A few poems do not match the excellence that Brett has set in this collection. “Wind River Blues” plays on the colour blue in predictable ways. “Blue of a robin’s egg” or “blue as a baby boy’s traditional blanket” are tired images. Fortunately such missteps are few in this book. Overall, Brett’s language is accessible and inviting. He recreates a world that few of us will ever get to see (and maybe the fewer people who go there, the better?). His love of wilderness and dislike of cities (and city people) comes across clearly. In a Postscript, he explains “what we learn” and tells a remarkable story about his encounter with wolves. In what is almost typical fashion for Brett, he excoriates himself for his reaction to the animals although it’s hard to believe that most of us would not do the same.

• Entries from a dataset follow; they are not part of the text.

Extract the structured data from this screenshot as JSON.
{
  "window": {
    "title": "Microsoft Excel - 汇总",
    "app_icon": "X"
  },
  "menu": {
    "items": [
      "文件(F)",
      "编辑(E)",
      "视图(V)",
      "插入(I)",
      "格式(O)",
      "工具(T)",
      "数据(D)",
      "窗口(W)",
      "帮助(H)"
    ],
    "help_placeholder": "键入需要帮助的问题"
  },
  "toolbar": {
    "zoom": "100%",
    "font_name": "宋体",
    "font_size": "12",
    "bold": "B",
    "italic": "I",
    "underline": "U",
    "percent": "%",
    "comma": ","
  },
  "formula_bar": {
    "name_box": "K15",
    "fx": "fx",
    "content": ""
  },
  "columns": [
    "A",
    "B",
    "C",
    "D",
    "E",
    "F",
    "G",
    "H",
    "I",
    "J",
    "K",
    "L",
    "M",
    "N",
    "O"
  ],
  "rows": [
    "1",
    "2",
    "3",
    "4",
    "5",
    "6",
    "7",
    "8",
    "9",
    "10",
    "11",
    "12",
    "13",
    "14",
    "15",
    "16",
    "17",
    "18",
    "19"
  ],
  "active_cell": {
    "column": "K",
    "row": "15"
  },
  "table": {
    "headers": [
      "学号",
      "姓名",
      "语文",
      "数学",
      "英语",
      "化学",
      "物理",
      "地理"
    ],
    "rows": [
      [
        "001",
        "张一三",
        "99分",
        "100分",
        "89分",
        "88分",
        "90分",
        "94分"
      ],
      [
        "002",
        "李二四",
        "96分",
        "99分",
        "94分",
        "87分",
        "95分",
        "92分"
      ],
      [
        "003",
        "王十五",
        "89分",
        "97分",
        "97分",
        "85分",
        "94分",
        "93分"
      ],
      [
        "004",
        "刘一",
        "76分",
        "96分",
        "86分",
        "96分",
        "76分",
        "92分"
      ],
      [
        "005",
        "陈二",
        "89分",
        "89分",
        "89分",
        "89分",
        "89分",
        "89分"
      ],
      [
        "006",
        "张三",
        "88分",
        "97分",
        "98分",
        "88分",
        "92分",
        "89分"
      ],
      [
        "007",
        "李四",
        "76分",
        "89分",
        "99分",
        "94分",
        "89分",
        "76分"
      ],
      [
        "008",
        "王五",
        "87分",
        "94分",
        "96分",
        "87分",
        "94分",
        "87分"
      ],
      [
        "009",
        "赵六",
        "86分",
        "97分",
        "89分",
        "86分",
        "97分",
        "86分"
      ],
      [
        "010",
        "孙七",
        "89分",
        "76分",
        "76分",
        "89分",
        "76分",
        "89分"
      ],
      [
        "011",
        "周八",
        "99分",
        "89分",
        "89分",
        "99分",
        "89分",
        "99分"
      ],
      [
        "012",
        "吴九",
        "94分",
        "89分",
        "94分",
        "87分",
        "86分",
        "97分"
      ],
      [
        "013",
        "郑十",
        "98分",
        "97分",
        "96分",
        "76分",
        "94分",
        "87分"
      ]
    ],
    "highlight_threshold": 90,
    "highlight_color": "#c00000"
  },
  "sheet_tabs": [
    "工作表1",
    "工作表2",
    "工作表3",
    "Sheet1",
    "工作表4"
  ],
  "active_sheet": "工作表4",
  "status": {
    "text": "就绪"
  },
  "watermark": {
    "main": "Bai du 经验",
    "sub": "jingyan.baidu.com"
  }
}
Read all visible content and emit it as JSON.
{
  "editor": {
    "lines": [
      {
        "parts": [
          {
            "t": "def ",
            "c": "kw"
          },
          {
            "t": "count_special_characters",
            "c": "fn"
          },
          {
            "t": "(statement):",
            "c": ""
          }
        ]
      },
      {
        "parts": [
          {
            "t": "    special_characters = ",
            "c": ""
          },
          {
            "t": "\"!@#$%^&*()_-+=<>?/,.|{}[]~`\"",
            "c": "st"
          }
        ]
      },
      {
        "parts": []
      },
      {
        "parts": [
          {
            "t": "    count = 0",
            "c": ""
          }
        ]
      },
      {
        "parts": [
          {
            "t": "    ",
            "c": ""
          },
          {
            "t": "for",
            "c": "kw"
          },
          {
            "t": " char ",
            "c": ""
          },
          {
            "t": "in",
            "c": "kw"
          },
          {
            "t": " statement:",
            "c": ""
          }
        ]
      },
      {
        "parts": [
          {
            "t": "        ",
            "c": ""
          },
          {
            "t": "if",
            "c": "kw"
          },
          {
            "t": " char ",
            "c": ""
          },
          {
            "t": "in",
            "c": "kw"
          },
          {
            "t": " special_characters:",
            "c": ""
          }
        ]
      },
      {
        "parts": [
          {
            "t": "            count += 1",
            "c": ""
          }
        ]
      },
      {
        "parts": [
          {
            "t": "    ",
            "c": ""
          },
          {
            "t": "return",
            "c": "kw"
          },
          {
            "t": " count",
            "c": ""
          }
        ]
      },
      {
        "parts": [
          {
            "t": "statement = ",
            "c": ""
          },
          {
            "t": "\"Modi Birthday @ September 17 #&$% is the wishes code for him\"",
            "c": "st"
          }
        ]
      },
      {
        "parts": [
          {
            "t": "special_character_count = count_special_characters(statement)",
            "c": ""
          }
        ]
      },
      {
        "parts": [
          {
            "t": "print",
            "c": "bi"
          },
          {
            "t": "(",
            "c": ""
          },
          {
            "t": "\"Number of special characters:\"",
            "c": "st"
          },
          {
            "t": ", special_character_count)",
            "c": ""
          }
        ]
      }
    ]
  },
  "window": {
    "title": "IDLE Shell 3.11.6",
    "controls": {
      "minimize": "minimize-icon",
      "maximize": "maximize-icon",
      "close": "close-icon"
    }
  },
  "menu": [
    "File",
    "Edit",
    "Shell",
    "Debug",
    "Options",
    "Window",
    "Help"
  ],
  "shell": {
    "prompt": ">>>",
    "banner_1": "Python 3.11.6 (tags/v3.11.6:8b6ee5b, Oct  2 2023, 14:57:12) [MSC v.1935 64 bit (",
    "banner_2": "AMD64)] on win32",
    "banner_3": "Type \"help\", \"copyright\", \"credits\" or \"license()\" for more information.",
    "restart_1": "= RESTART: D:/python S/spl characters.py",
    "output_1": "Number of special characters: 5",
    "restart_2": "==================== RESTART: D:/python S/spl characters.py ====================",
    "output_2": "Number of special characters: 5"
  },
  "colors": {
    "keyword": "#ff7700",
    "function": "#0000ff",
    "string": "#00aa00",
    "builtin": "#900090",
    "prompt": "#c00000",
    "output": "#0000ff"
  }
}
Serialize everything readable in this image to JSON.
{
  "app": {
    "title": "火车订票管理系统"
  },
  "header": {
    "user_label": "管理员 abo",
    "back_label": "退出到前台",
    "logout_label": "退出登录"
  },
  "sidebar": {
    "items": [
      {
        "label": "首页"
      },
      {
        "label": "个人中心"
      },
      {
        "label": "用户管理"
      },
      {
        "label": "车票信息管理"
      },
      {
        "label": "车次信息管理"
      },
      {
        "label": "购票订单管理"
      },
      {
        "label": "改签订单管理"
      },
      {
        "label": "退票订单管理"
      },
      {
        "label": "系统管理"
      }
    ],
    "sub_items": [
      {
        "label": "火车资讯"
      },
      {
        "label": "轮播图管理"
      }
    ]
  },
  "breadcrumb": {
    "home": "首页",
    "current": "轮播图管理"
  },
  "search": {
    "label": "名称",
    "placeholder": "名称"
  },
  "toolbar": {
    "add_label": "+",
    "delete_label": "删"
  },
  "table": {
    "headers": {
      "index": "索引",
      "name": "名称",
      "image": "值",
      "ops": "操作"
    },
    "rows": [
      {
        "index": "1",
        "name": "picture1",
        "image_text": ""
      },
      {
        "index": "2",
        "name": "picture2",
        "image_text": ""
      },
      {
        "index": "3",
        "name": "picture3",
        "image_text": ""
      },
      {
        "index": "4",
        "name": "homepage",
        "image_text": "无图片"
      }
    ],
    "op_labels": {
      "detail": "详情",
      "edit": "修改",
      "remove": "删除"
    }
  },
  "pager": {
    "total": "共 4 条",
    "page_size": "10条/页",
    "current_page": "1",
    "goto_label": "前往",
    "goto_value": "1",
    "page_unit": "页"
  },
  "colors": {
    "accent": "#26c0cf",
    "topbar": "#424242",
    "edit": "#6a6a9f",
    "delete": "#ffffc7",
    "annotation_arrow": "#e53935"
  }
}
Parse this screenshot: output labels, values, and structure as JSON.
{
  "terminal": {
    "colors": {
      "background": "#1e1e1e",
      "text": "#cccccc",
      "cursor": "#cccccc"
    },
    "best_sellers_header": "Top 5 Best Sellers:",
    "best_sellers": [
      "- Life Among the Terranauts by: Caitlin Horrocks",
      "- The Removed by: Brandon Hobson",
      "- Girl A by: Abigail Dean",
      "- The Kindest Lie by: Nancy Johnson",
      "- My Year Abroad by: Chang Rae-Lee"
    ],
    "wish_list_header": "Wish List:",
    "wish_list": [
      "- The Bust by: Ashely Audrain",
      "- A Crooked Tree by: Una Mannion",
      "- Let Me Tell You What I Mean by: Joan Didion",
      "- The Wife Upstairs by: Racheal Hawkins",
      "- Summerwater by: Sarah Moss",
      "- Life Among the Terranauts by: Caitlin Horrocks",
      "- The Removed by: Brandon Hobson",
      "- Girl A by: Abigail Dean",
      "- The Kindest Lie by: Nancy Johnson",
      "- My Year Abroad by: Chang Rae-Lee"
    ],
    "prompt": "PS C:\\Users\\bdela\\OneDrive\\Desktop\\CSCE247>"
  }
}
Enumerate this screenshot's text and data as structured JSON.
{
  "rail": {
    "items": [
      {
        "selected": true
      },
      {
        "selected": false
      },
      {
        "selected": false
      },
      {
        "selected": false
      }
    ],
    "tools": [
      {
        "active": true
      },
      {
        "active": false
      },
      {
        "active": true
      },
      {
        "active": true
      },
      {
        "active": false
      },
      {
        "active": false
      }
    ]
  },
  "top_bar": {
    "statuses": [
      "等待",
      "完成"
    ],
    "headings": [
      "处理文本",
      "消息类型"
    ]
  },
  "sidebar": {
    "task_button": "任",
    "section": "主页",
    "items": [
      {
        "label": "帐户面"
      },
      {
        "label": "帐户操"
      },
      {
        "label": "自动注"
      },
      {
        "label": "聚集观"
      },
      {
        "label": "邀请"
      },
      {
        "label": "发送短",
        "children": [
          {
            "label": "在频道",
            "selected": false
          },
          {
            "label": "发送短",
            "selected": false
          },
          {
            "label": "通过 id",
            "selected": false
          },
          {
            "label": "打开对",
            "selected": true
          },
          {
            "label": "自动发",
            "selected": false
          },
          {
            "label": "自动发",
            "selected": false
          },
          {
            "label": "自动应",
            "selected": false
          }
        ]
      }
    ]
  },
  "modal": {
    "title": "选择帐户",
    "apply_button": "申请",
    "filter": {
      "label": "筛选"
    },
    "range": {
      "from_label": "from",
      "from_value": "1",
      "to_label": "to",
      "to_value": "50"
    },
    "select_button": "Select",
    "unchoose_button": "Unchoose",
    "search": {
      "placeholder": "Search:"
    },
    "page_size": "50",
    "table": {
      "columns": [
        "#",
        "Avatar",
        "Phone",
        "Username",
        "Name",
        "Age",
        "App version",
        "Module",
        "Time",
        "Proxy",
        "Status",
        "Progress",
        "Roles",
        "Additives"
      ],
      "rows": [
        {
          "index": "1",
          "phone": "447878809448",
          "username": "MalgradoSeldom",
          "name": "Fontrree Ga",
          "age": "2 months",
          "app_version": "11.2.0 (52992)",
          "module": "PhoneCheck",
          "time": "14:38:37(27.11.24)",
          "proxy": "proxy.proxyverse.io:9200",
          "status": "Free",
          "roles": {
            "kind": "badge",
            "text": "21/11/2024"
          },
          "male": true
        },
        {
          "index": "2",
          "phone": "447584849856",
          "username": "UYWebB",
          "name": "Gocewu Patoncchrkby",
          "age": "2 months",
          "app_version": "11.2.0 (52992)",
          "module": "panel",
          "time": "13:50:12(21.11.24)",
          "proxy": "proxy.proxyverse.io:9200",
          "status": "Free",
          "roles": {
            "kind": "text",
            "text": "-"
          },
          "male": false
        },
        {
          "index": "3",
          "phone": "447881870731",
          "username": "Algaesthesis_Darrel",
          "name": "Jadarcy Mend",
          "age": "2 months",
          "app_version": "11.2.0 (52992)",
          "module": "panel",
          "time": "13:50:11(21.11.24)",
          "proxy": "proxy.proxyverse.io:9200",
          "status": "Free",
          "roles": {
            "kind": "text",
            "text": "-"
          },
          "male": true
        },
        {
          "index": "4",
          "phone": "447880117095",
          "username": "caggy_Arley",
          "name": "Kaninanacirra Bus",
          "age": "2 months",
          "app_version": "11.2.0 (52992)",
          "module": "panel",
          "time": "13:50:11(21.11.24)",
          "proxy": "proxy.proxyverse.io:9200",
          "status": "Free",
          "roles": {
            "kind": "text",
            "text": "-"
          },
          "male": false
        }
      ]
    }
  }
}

For him, the experience is a reminder that “we no longer live in the wilderness, we only visit the wilderness.” Slow Curve Out

Maureen Scott Harris’s interest lies in nature more generally than in a specific wilderness. Harris quotes from Alexander Wilson at the beginning of her volume, and the quotation can apply equally to Brett’s book: “the wall between humans and the natural world is not an absolute. It is permeable, shifting, able occasionally to be leaped over.” Both books open with poems alluding to other poets: Brett’s to Baudelaire in “Invitation to the Voyage” and Harris’s to Rilke in “Walking in Saskatchewan with Rilke.” Perhaps it’s an essential contradiction to celebrate nature (especially the wilderness) and the written word, but I’m glad these poets have done it. Harris’s book is divided into three parts: “Back up, Begin Again,” “The Ten Thousand Things,” and “Another Animal.” While most of the poems are short, two long ones stand out: “Epistemology: The World Speaks” and “Walking Ghazals.” “Epistemology” is in eleven parts and is in memory of Alexander Wilson, “horticulturist, landscape restorer, writer.” Wilson’s view of nature is given: “He’d spoken of nature being—not poems, not gardens, / not life lists or tree books—beyond what we know. His words opened / a space in my head, and everything rearranged.” In “Epistemology: The World Speaks,” Harris looks at farms, a subject likely more familiar to readers than remote wilderness areas: “On the dusty prairie farm I watched the great beasts / lumbering and sliding down the edges of dugout / to drink—angular hips punching up beneath / red-brown skins as if they might poke through, / bags of bones, awkward and undulant, glowing in the sun, / the grass they chewed greeny-brown.” “Walking Ghazals” is a loose interpretation of the ghazal form. Harris follows the guideline of having each couplet autonomous, but she is more open with the meter and line length than the traditional ghazal form suggests. The content is classic ghazal—metaphysical questions, for example, “Lost on the road, lost in the bush, lost in thought— / Which of these does not belong?” Harris includes elements of the haiku with rich imagery and turns: “Each day, blister and a checkmark on the calendar. / The pointless endlessness of it all.” While Harris’s poems are mostly fixed in the sensory world, she uses that world as a place to jump into philosophical inquiry.

The short poem is handled deftly by Harris. “Animal Lives of the Poem” uses a word that recurs in her poetry: “arcs.” In the third part of this five-part poem, the speaker says, “Calling faintly from trees a street away / the poem arcs close and, crest rising, / veers raucous over you. / All the small lives you hoped / to surprise scatter.” Firm control of line length is evidenced by this poem, along with a gentle sense of humour, but all the poems are deeply controlled and most are quite serious in tone.

Brett and Harris share some concerns about nature, and obviously both are aware of its essential contribution to human life. These volumes present divergent ways of considering nature and, in that regard, reflect a small part of the massive variance in the natural world.